Producer unknown to us
A pair of water containers
Asia, India, Andaman and Nicobar, Nicobar
Prior to 1901
Coconut
Edward Horace Man (administrator, anthropologist)
Donation to the museum by Man in 1901
SAs 307
In the 19th century, up to twenty of these water vessels were carried by one man on a carrying pole, ten in front and ten in back. They were used to store drinking and cooking water. The women of the village were responsible for making them. The coconuts were polished with oil or lard and blackened with soot. A cord made of intricately woven rattan connected each pair. They were hung from a bamboo pole attached under the roof inside the house. E. H. Man, who as an official of the British colonial administration in the 19th century, amassed collections for European museums and recorded his experiences in books and articles, and delivered this object to the museum.
Until the 19th century, the economy of the people of the Nicobar Islands was based mainly on horticulture as well as pig breeding and fishing. The island chain joins the Andaman Islands in the south and, today, both from the Indian Union Territory of the Andaman and Nicobar Islands.

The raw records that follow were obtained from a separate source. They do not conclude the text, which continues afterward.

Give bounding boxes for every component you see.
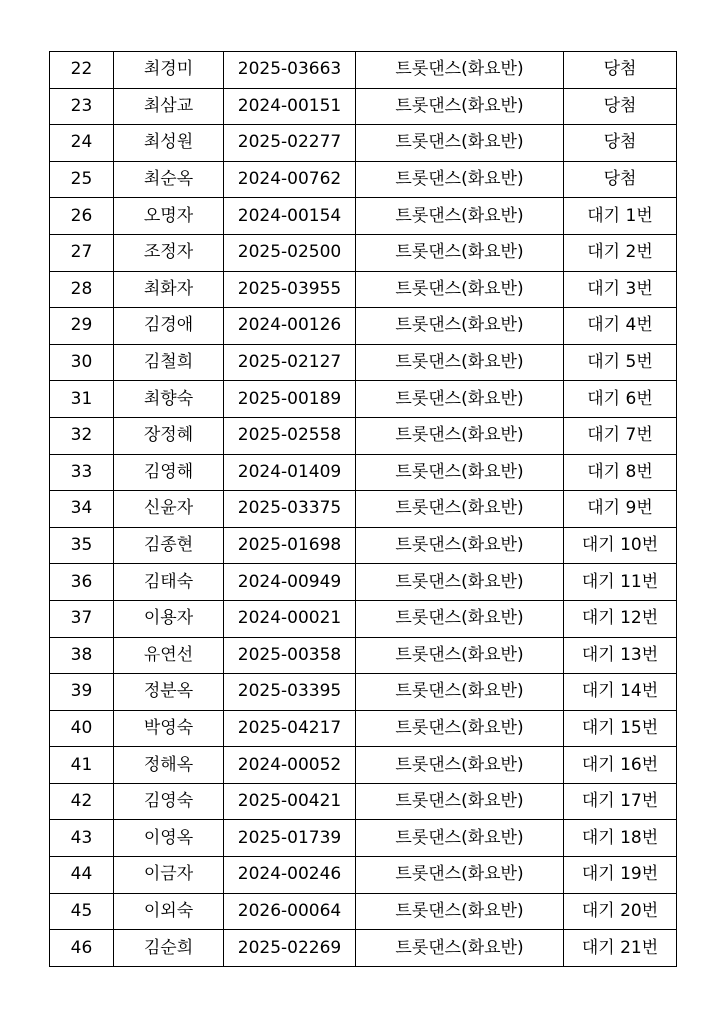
table-row	[50, 930, 677, 967]
cell-course: 트롯댄스(화요반)	[356, 308, 564, 345]
cell-course: 트롯댄스(화요반)	[356, 88, 564, 125]
cell-number: 40	[50, 710, 114, 747]
cell-name: 최경미	[114, 52, 224, 89]
cell-course: 트롯댄스(화요반)	[356, 820, 564, 857]
table-row	[50, 747, 677, 784]
cell-member-id: 2024-00154	[224, 198, 356, 235]
cell-name: 오명자	[114, 198, 224, 235]
cell-status: 당첨	[564, 125, 677, 162]
cell-member-id: 2024-00052	[224, 747, 356, 784]
cell-status: 대기 18번	[564, 820, 677, 857]
cell-number: 23	[50, 88, 114, 125]
cell-member-id: 2024-00151	[224, 88, 356, 125]
table-row	[50, 893, 677, 930]
cell-course: 트롯댄스(화요반)	[356, 344, 564, 381]
cell-name: 최순옥	[114, 161, 224, 198]
table-row	[50, 600, 677, 637]
cell-name: 이금자	[114, 857, 224, 894]
table-row	[50, 820, 677, 857]
cell-name: 최성원	[114, 125, 224, 162]
cell-number: 31	[50, 381, 114, 418]
cell-course: 트롯댄스(화요반)	[356, 125, 564, 162]
cell-member-id: 2024-00126	[224, 308, 356, 345]
table-body	[50, 52, 677, 967]
cell-name: 최화자	[114, 271, 224, 308]
cell-status: 대기 7번	[564, 417, 677, 454]
cell-name: 김철희	[114, 344, 224, 381]
cell-course: 트롯댄스(화요반)	[356, 491, 564, 528]
cell-status: 대기 11번	[564, 564, 677, 601]
cell-name: 정해옥	[114, 747, 224, 784]
cell-number: 29	[50, 308, 114, 345]
cell-name: 조정자	[114, 234, 224, 271]
cell-name: 김종현	[114, 527, 224, 564]
cell-member-id: 2025-00189	[224, 381, 356, 418]
cell-status: 대기 17번	[564, 783, 677, 820]
cell-number: 42	[50, 783, 114, 820]
cell-course: 트롯댄스(화요반)	[356, 527, 564, 564]
cell-course: 트롯댄스(화요반)	[356, 234, 564, 271]
cell-name: 최향숙	[114, 381, 224, 418]
cell-status: 대기 16번	[564, 747, 677, 784]
table-row	[50, 674, 677, 711]
cell-name: 김경애	[114, 308, 224, 345]
cell-name: 김순희	[114, 930, 224, 967]
cell-course: 트롯댄스(화요반)	[356, 381, 564, 418]
cell-course: 트롯댄스(화요반)	[356, 857, 564, 894]
table-row	[50, 491, 677, 528]
cell-course: 트롯댄스(화요반)	[356, 747, 564, 784]
table-row	[50, 857, 677, 894]
cell-status: 대기 4번	[564, 308, 677, 345]
cell-course: 트롯댄스(화요반)	[356, 161, 564, 198]
cell-member-id: 2025-03663	[224, 52, 356, 89]
cell-number: 30	[50, 344, 114, 381]
cell-course: 트롯댄스(화요반)	[356, 637, 564, 674]
table-row	[50, 52, 677, 89]
table-row	[50, 161, 677, 198]
cell-course: 트롯댄스(화요반)	[356, 783, 564, 820]
cell-number: 25	[50, 161, 114, 198]
cell-status: 대기 1번	[564, 198, 677, 235]
cell-status: 대기 10번	[564, 527, 677, 564]
cell-number: 22	[50, 52, 114, 89]
cell-status: 대기 6번	[564, 381, 677, 418]
cell-status: 대기 14번	[564, 674, 677, 711]
cell-name: 박영숙	[114, 710, 224, 747]
cell-name: 장정혜	[114, 417, 224, 454]
cell-status: 대기 2번	[564, 234, 677, 271]
table-row	[50, 198, 677, 235]
cell-status: 대기 15번	[564, 710, 677, 747]
cell-member-id: 2025-02269	[224, 930, 356, 967]
cell-number: 33	[50, 454, 114, 491]
cell-name: 정분옥	[114, 674, 224, 711]
cell-number: 38	[50, 637, 114, 674]
cell-number: 27	[50, 234, 114, 271]
cell-course: 트롯댄스(화요반)	[356, 600, 564, 637]
cell-status: 대기 8번	[564, 454, 677, 491]
table-row	[50, 271, 677, 308]
cell-name: 이용자	[114, 600, 224, 637]
cell-member-id: 2025-02127	[224, 344, 356, 381]
cell-member-id: 2024-00762	[224, 161, 356, 198]
cell-course: 트롯댄스(화요반)	[356, 454, 564, 491]
cell-course: 트롯댄스(화요반)	[356, 930, 564, 967]
cell-course: 트롯댄스(화요반)	[356, 564, 564, 601]
table-row	[50, 564, 677, 601]
table-row	[50, 637, 677, 674]
cell-number: 45	[50, 893, 114, 930]
cell-course: 트롯댄스(화요반)	[356, 52, 564, 89]
cell-member-id: 2025-00421	[224, 783, 356, 820]
cell-number: 46	[50, 930, 114, 967]
cell-number: 36	[50, 564, 114, 601]
cell-name: 김영해	[114, 454, 224, 491]
cell-member-id: 2025-01698	[224, 527, 356, 564]
table-row	[50, 417, 677, 454]
cell-name: 김영숙	[114, 783, 224, 820]
table-row	[50, 88, 677, 125]
cell-course: 트롯댄스(화요반)	[356, 417, 564, 454]
table-row	[50, 308, 677, 345]
table-row	[50, 710, 677, 747]
cell-member-id: 2024-00949	[224, 564, 356, 601]
table-row	[50, 527, 677, 564]
cell-member-id: 2025-02277	[224, 125, 356, 162]
cell-member-id: 2025-03955	[224, 271, 356, 308]
cell-member-id: 2024-00246	[224, 857, 356, 894]
cell-number: 34	[50, 491, 114, 528]
cell-number: 43	[50, 820, 114, 857]
cell-name: 이외숙	[114, 893, 224, 930]
table-row	[50, 125, 677, 162]
cell-number: 32	[50, 417, 114, 454]
cell-number: 41	[50, 747, 114, 784]
cell-number: 37	[50, 600, 114, 637]
cell-member-id: 2024-00021	[224, 600, 356, 637]
cell-number: 44	[50, 857, 114, 894]
cell-member-id: 2025-00358	[224, 637, 356, 674]
table-row	[50, 783, 677, 820]
cell-status: 대기 12번	[564, 600, 677, 637]
cell-course: 트롯댄스(화요반)	[356, 710, 564, 747]
cell-name: 유연선	[114, 637, 224, 674]
cell-status: 대기 9번	[564, 491, 677, 528]
cell-member-id: 2025-03395	[224, 674, 356, 711]
cell-status: 당첨	[564, 88, 677, 125]
cell-member-id: 2025-03375	[224, 491, 356, 528]
cell-status: 당첨	[564, 52, 677, 89]
table-row	[50, 234, 677, 271]
cell-status: 대기 20번	[564, 893, 677, 930]
cell-name: 신윤자	[114, 491, 224, 528]
table-row	[50, 454, 677, 491]
cell-status: 대기 13번	[564, 637, 677, 674]
cell-number: 35	[50, 527, 114, 564]
cell-number: 26	[50, 198, 114, 235]
cell-name: 이영옥	[114, 820, 224, 857]
cell-name: 김태숙	[114, 564, 224, 601]
cell-course: 트롯댄스(화요반)	[356, 271, 564, 308]
cell-status: 당첨	[564, 161, 677, 198]
cell-course: 트롯댄스(화요반)	[356, 674, 564, 711]
cell-member-id: 2025-02558	[224, 417, 356, 454]
cell-status: 대기 5번	[564, 344, 677, 381]
cell-name: 최삼교	[114, 88, 224, 125]
cell-number: 24	[50, 125, 114, 162]
cell-number: 39	[50, 674, 114, 711]
cell-status: 대기 3번	[564, 271, 677, 308]
lottery-result-table	[49, 51, 677, 967]
cell-member-id: 2026-00064	[224, 893, 356, 930]
cell-member-id: 2025-04217	[224, 710, 356, 747]
cell-status: 대기 21번	[564, 930, 677, 967]
table-row	[50, 344, 677, 381]
cell-course: 트롯댄스(화요반)	[356, 893, 564, 930]
cell-number: 28	[50, 271, 114, 308]
table-row	[50, 381, 677, 418]
cell-course: 트롯댄스(화요반)	[356, 198, 564, 235]
document-page	[49, 51, 676, 967]
cell-member-id: 2024-01409	[224, 454, 356, 491]
cell-member-id: 2025-01739	[224, 820, 356, 857]
cell-status: 대기 19번	[564, 857, 677, 894]
cell-member-id: 2025-02500	[224, 234, 356, 271]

For centuries, the Nicobar Islands were involved in international trade. The Nicobarese not only supplied passing ships with drinking water and coconuts but also with trepang and tortoiseshell. European powers had failed numerous colonization attempts until the British gained the upper hand after 1858 and formally took possession of the islands. In 2004, a tsunami destroyed many of the small islands.